По моему телу прошла теплая волна, сердце забилось, дыхание перехватило.
— Но, — продолжила Настя, — от нас избавиться и не надейся. Мы не твои любовницы — но все еще твои друзья. Всё понятно!
И на нас с Аглашкой упало цунами писка, визга и объятий.
Я лежал на кровати и блаженно смотрел в потолок. И если кто-то думает, что рядом со мной лежала обнаженная девушка с короткими волосами — то фиг вам. Мне мой отец всегда говорил: «Никогда не хвастайся тем, что мог затащить в постель девушку. Твои друзья позавидуют тебе минут пять — и забудут. А девушка узнает — а она обязательно узнает — что ты трепал языком, и обидится навсегда».

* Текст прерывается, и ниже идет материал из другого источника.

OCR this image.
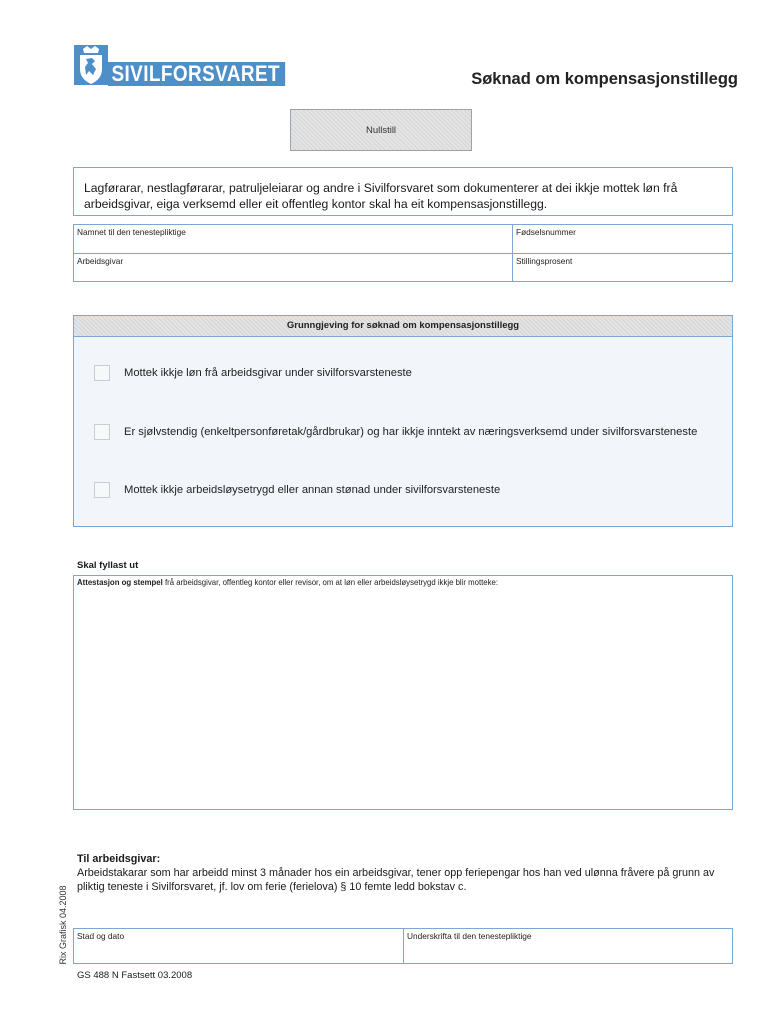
SIVILFORSVARET	Søknad om kompensasjonstillegg
Nullstill
Lagførarar, nestlagførarar, patruljeleiarar og andre i Sivilforsvaret som dokumenterer at dei ikkje mottek løn frå arbeidsgivar, eiga verksemd eller eit offentleg kontor skal ha eit kompensasjonstillegg.
Namnet til den tenestepliktige	Fødselsnummer
Arbeidsgivar	Stillingsprosent
Grunngjeving for søknad om kompensasjonstillegg
Mottek ikkje løn frå arbeidsgivar under sivilforsvarsteneste
Er sjølvstendig (enkeltpersonføretak/gårdbrukar) og har ikkje inntekt av næringsverksemd under sivilforsvarsteneste
Mottek ikkje arbeidsløysetrygd eller annan stønad under sivilforsvarsteneste
Skal fyllast ut
Attestasjon og stempel frå arbeidsgivar, offentleg kontor eller revisor, om at løn eller arbeidsløysetrygd ikkje blir motteke:
Til arbeidsgivar:
Arbeidstakarar som har arbeidd minst 3 månader hos ein arbeidsgivar, tener opp feriepengar hos han ved ulønna fråvere på grunn av pliktig teneste i Sivilforsvaret, jf. lov om ferie (ferielova) § 10 femte ledd bokstav c.
Stad og dato	Underskrifta til den tenestepliktige
GS 488 N Fastsett 03.2008
Rix Grafisk 04.2008
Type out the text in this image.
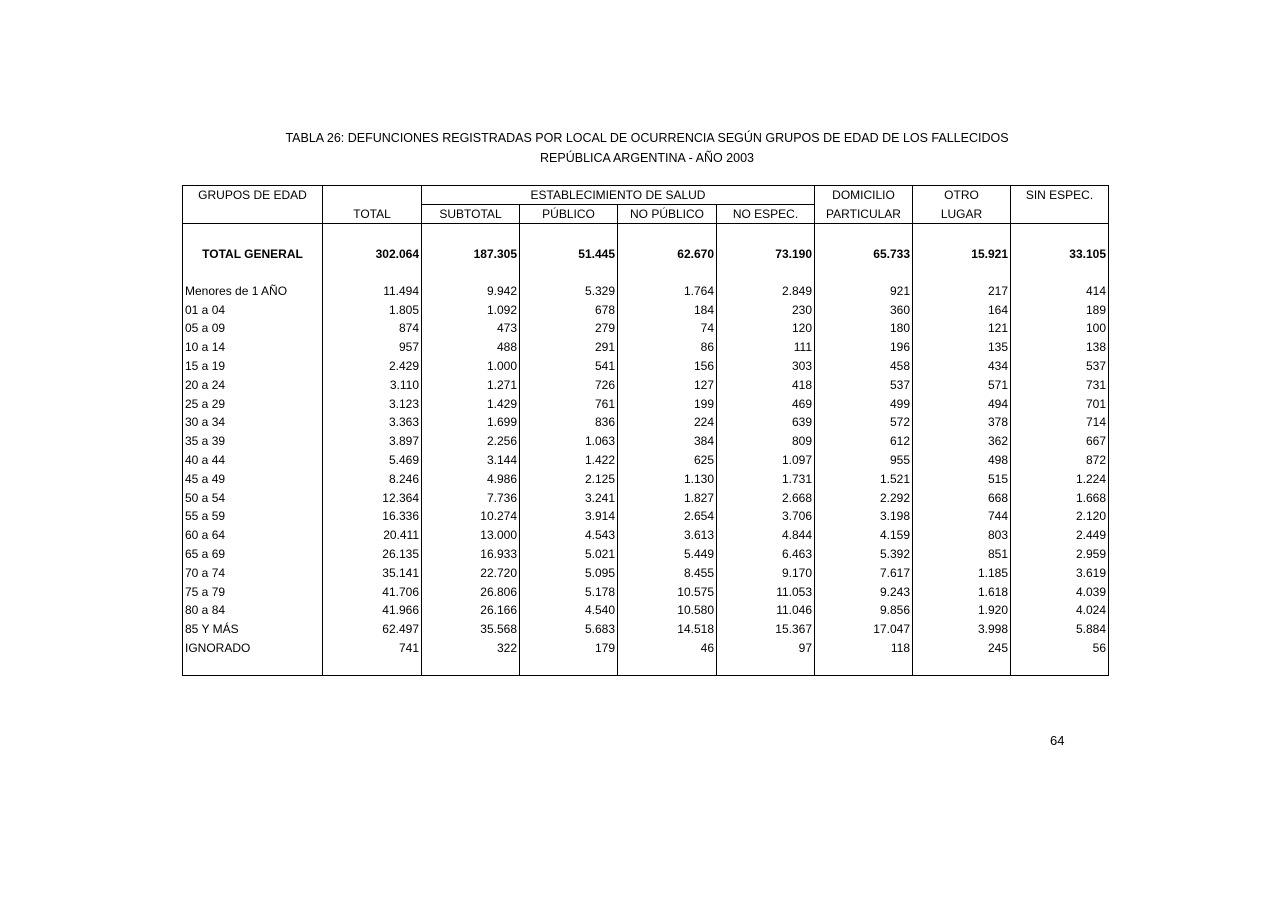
TABLA 26: DEFUNCIONES REGISTRADAS POR LOCAL DE OCURRENCIA SEGÚN GRUPOS DE EDAD DE LOS FALLECIDOS
REPÚBLICA ARGENTINA - AÑO 2003
GRUPOS DE EDAD		ESTABLECIMIENTO DE SALUD				DOMICILIO	OTRO	SIN ESPEC.
	TOTAL	SUBTOTAL	PÚBLICO	NO PÚBLICO	NO ESPEC.	PARTICULAR	LUGAR	

TOTAL GENERAL	302.064	187.305	51.445	62.670	73.190	65.733	15.921	33.105

Menores de 1 AÑO	11.494	9.942	5.329	1.764	2.849	921	217	414
01 a 04	1.805	1.092	678	184	230	360	164	189
05 a 09	874	473	279	74	120	180	121	100
10 a 14	957	488	291	86	111	196	135	138
15 a 19	2.429	1.000	541	156	303	458	434	537
20 a 24	3.110	1.271	726	127	418	537	571	731
25 a 29	3.123	1.429	761	199	469	499	494	701
30 a 34	3.363	1.699	836	224	639	572	378	714
35 a 39	3.897	2.256	1.063	384	809	612	362	667
40 a 44	5.469	3.144	1.422	625	1.097	955	498	872
45 a 49	8.246	4.986	2.125	1.130	1.731	1.521	515	1.224
50 a 54	12.364	7.736	3.241	1.827	2.668	2.292	668	1.668
55 a 59	16.336	10.274	3.914	2.654	3.706	3.198	744	2.120
60 a 64	20.411	13.000	4.543	3.613	4.844	4.159	803	2.449
65 a 69	26.135	16.933	5.021	5.449	6.463	5.392	851	2.959
70 a 74	35.141	22.720	5.095	8.455	9.170	7.617	1.185	3.619
75 a 79	41.706	26.806	5.178	10.575	11.053	9.243	1.618	4.039
80 a 84	41.966	26.166	4.540	10.580	11.046	9.856	1.920	4.024
85 Y MÁS	62.497	35.568	5.683	14.518	15.367	17.047	3.998	5.884
IGNORADO	741	322	179	46	97	118	245	56

64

Нет, Аглашки со мной рядом нет. Она вообще осталась в своей комнате. Потому что, хотя подружки нас, когда все непонятности разрешились, благородно оставили наедине, мы выяснили, что не имеем никакого желания делать ничего, когда кто-то точно знает, что именно сейчас, в этот момент, мы это самое что-то и делаем. Поэтому мы ограничились всего лишь поцелуями. Зато о-чень горячими. Почему меня раньше так никто не целовал? Может, потому что я сам ТАК раньше никого не целовал?

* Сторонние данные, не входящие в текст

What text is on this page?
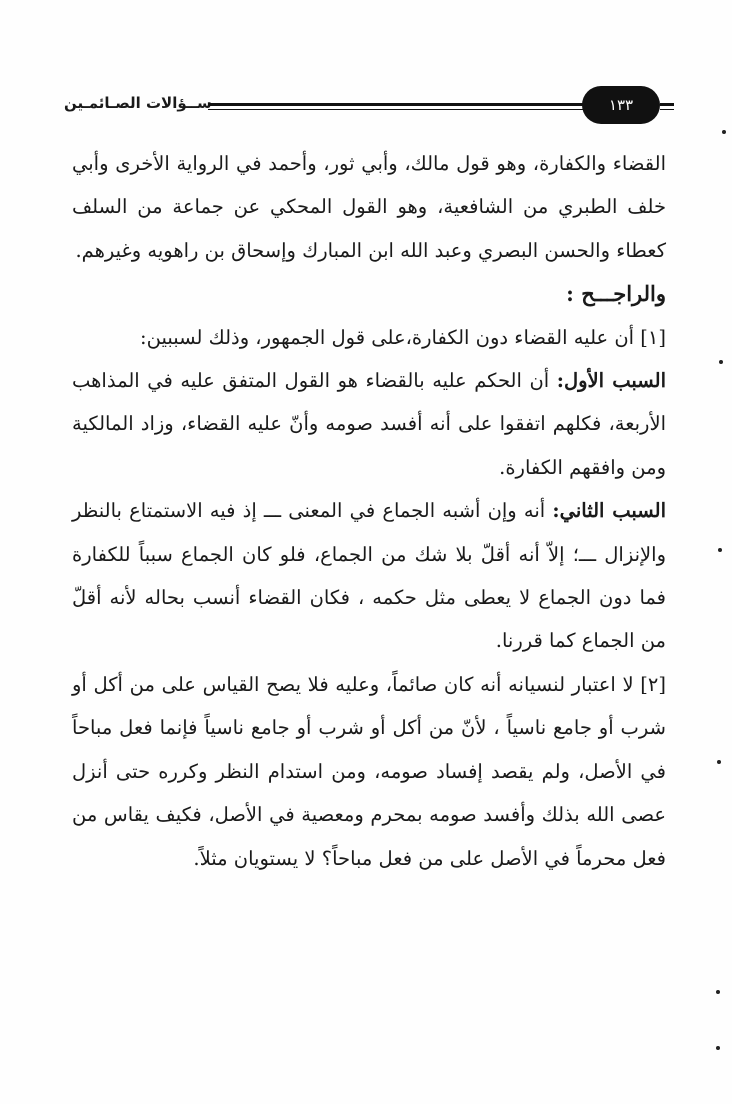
ســؤالات الصـائمـين	١٣٣

القضاء والكفارة، وهو قول مالك، وأبي ثور، وأحمد في الرواية الأخرى وأبي خلف الطبري من الشافعية، وهو القول المحكي عن جماعة من السلف كعطاء والحسن البصري وعبد الله ابن المبارك وإسحاق بن راهويه وغيرهم.

والراجـــح :

[١] أن عليه القضاء دون الكفارة،على قول الجمهور، وذلك لسببين:

السبب الأول: أن الحكم عليه بالقضاء هو القول المتفق عليه في المذاهب الأربعة، فكلهم اتفقوا على أنه أفسد صومه وأنّ عليه القضاء، وزاد المالكية ومن وافقهم الكفارة.

السبب الثاني: أنه وإن أشبه الجماع في المعنى ـــ إذ فيه الاستمتاع بالنظر والإنزال ـــ؛ إلاّ أنه أقلّ بلا شك من الجماع، فلو كان الجماع سبباً للكفارة فما دون الجماع لا يعطى مثل حكمه ، فكان القضاء أنسب بحاله لأنه أقلّ من الجماع كما قررنا.

[٢] لا اعتبار لنسيانه أنه كان صائماً، وعليه فلا يصح القياس على من أكل أو شرب أو جامع ناسياً ، لأنّ من أكل أو شرب أو جامع ناسياً فإنما فعل مباحاً في الأصل، ولم يقصد إفساد صومه، ومن استدام النظر وكرره حتى أنزل عصى الله بذلك وأفسد صومه بمحرم ومعصية في الأصل، فكيف يقاس من فعل محرماً في الأصل على من فعل مباحاً؟ لا يستويان مثلاً.
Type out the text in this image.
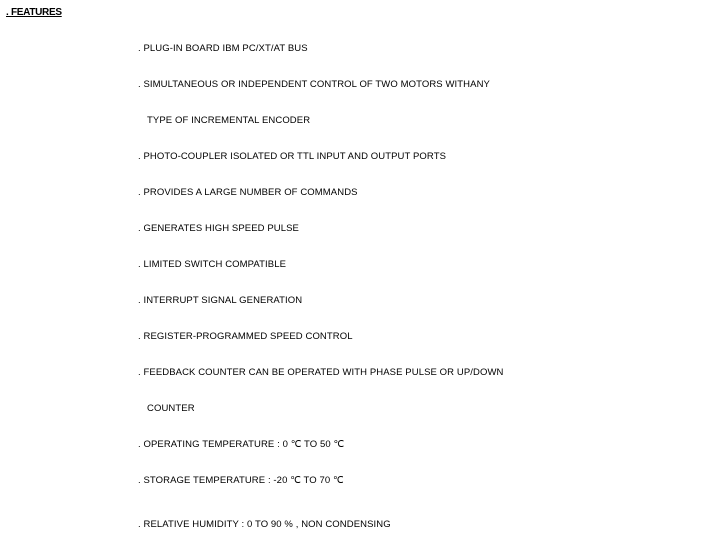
. FEATURES
. PLUG-IN BOARD IBM PC/XT/AT BUS
. SIMULTANEOUS OR INDEPENDENT CONTROL OF TWO MOTORS WITHANY
TYPE OF INCREMENTAL ENCODER
. PHOTO-COUPLER ISOLATED OR TTL INPUT AND OUTPUT PORTS
. PROVIDES A LARGE NUMBER OF COMMANDS
. GENERATES HIGH SPEED PULSE
. LIMITED SWITCH COMPATIBLE
. INTERRUPT SIGNAL GENERATION
. REGISTER-PROGRAMMED SPEED CONTROL
. FEEDBACK COUNTER CAN BE OPERATED WITH PHASE PULSE OR UP/DOWN
COUNTER
. OPERATING TEMPERATURE : 0 ℃ TO 50 ℃
. STORAGE TEMPERATURE : -20 ℃ TO 70 ℃
. RELATIVE HUMIDITY : 0 TO 90 % , NON CONDENSING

Тогда почему я такой счастливый? Не знаю. Наверное потому что у меня все хорошо.
Источник найден, свернут и завернут, лежит золотой статуэткой обнаженной девушки — и тут девушка! — в моих вещах. Осталось только убраться из Мангазеи. Город хороший, люди замечательные, но уж слишком тут холодно. А никакого пиетета перед «родным домом и «фамильными землями» я не чувствую. Не мое это все, не мое.

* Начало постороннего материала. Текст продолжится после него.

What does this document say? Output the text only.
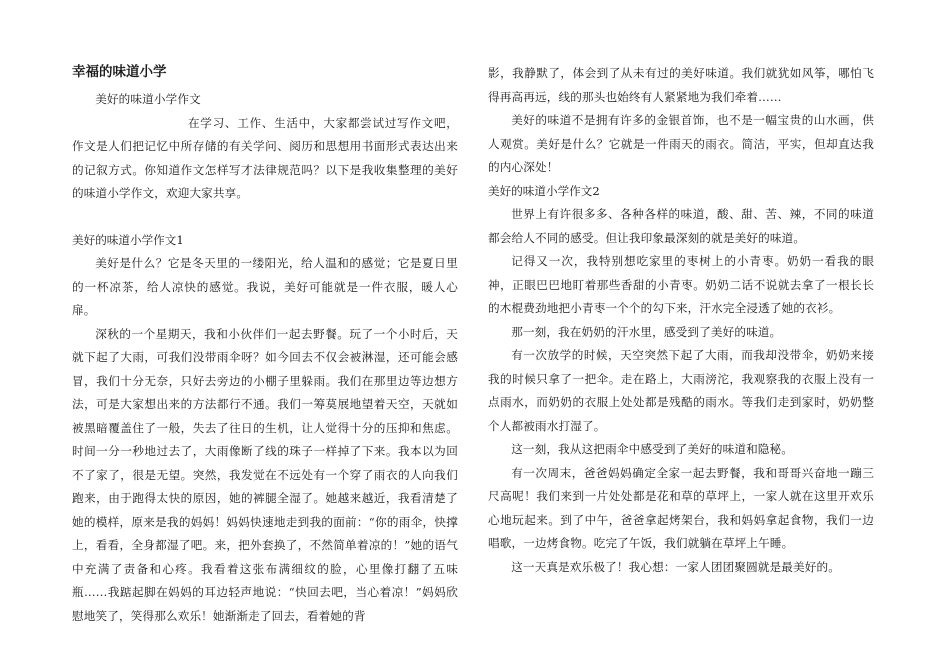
幸福的味道小学

美好的味道小学作文

在学习、工作、生活中，大家都尝试过写作文吧，作文是人们把记忆中所存储的有关学问、阅历和思想用书面形式表达出来的记叙方式。你知道作文怎样写才法律规范吗？以下是我收集整理的美好的味道小学作文，欢迎大家共享。

美好的味道小学作文1

美好是什么？它是冬天里的一缕阳光，给人温和的感觉；它是夏日里的一杯凉茶，给人凉快的感觉。我说，美好可能就是一件衣服，暖人心扉。

深秋的一个星期天，我和小伙伴们一起去野餐。玩了一个小时后，天就下起了大雨，可我们没带雨伞呀？如今回去不仅会被淋湿，还可能会感冒，我们十分无奈，只好去旁边的小棚子里躲雨。我们在那里边等边想方法，可是大家想出来的方法都行不通。我们一筹莫展地望着天空，天就如被黑暗覆盖住了一般，失去了往日的生机，让人觉得十分的压抑和焦虑。时间一分一秒地过去了，大雨像断了线的珠子一样掉了下来。我本以为回不了家了，很是无望。突然，我发觉在不远处有一个穿了雨衣的人向我们跑来，由于跑得太快的原因，她的裤腿全湿了。她越来越近，我看清楚了她的模样，原来是我的妈妈！妈妈快速地走到我的面前：“你的雨伞，快撑上，看看，全身都湿了吧。来，把外套换了，不然简单着凉的！”她的语气中充满了责备和心疼。我看着这张布满细纹的脸，心里像打翻了五味瓶……我踮起脚在妈妈的耳边轻声地说：“快回去吧，当心着凉！”妈妈欣慰地笑了，笑得那么欢乐！她渐渐走了回去，看着她的背

影，我静默了，体会到了从未有过的美好味道。我们就犹如风筝，哪怕飞得再高再远，线的那头也始终有人紧紧地为我们牵着……

美好的味道不是拥有许多的金银首饰，也不是一幅宝贵的山水画，供人观赏。美好是什么？它就是一件雨天的雨衣。简洁，平实，但却直达我的内心深处！

美好的味道小学作文2

世界上有许很多多、各种各样的味道，酸、甜、苦、辣，不同的味道都会给人不同的感受。但让我印象最深刻的就是美好的味道。

记得又一次，我特别想吃家里的枣树上的小青枣。奶奶一看我的眼神，正眼巴巴地盯着那些香甜的小青枣。奶奶二话不说就去拿了一根长长的木棍费劲地把小青枣一个个的勾下来，汗水完全浸透了她的衣衫。

那一刻，我在奶奶的汗水里，感受到了美好的味道。

有一次放学的时候，天空突然下起了大雨，而我却没带伞，奶奶来接我的时候只拿了一把伞。走在路上，大雨滂沱，我观察我的衣服上没有一点雨水，而奶奶的衣服上处处都是残酷的雨水。等我们走到家时，奶奶整个人都被雨水打湿了。

这一刻，我从这把雨伞中感受到了美好的味道和隐秘。

有一次周末，爸爸妈妈确定全家一起去野餐，我和哥哥兴奋地一蹦三尺高呢！我们来到一片处处都是花和草的草坪上，一家人就在这里开欢乐心地玩起来。到了中午，爸爸拿起烤架台，我和妈妈拿起食物，我们一边唱歌，一边烤食物。吃完了午饭，我们就躺在草坪上午睡。

这一天真是欢乐极了！我心想：一家人团团聚圆就是最美好的。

Убраться из Мангазеи и спрятать Источник где-нибудь в глухих лесах, где его не найдет никто и никогда. В горах… этих, где группа Дятлова погибла… мм, не помню… в Горе Мертвецов, в общем. По одной из легенд, Дятлов сотоварищи на святилище Золотой Бабы наткнулись, вот их за это и убили. А у меня как раз Источник в виде Золотой Бабы, значит, там ему и самое место. Шучу, конечно, чем дальше боярин от своего Источника, тем она слабее.
Насчет «убраться из Мангазеи» — проблем нет. Нет, если, конечно, поступить так, как мы сюда приехали, то есть — взять лошадку и тихонечко трюхать по тракту… То ну его нафиг. Несколько месяцев по зимней тайге? Нет, спасибо, я знаю более быстрые способы самоубийства. Особенно если учесть, что за нами могу выдвинуться морозовские стрельцы. Сейчас-то мы их стряхнули с хвоста — хотя боярыня наверняка требует «Хоть из-под земли их достаньте!», но искать нас в буквальном смысле слова под землей никто не догадается. Так что на лошади — не вариант. Есть другой способ, попроще и побыстрее. Мангазея, если вы не забыли — порт. Пусть и речной, зато через него много кораблей проходит. Договориться с хозяином одного из них — и уплыть отсюда в Архангельск. А там или перезимовать, или уже не торопясь и не боясь погони двинуть в Москву. Мурин, в облике отца Азария, сейчас как раз тихонечко пробивает эту тему. Вскоре вернется — и тогда двинем на корабль. Ну или через пару дней. Торопиться нам некуда.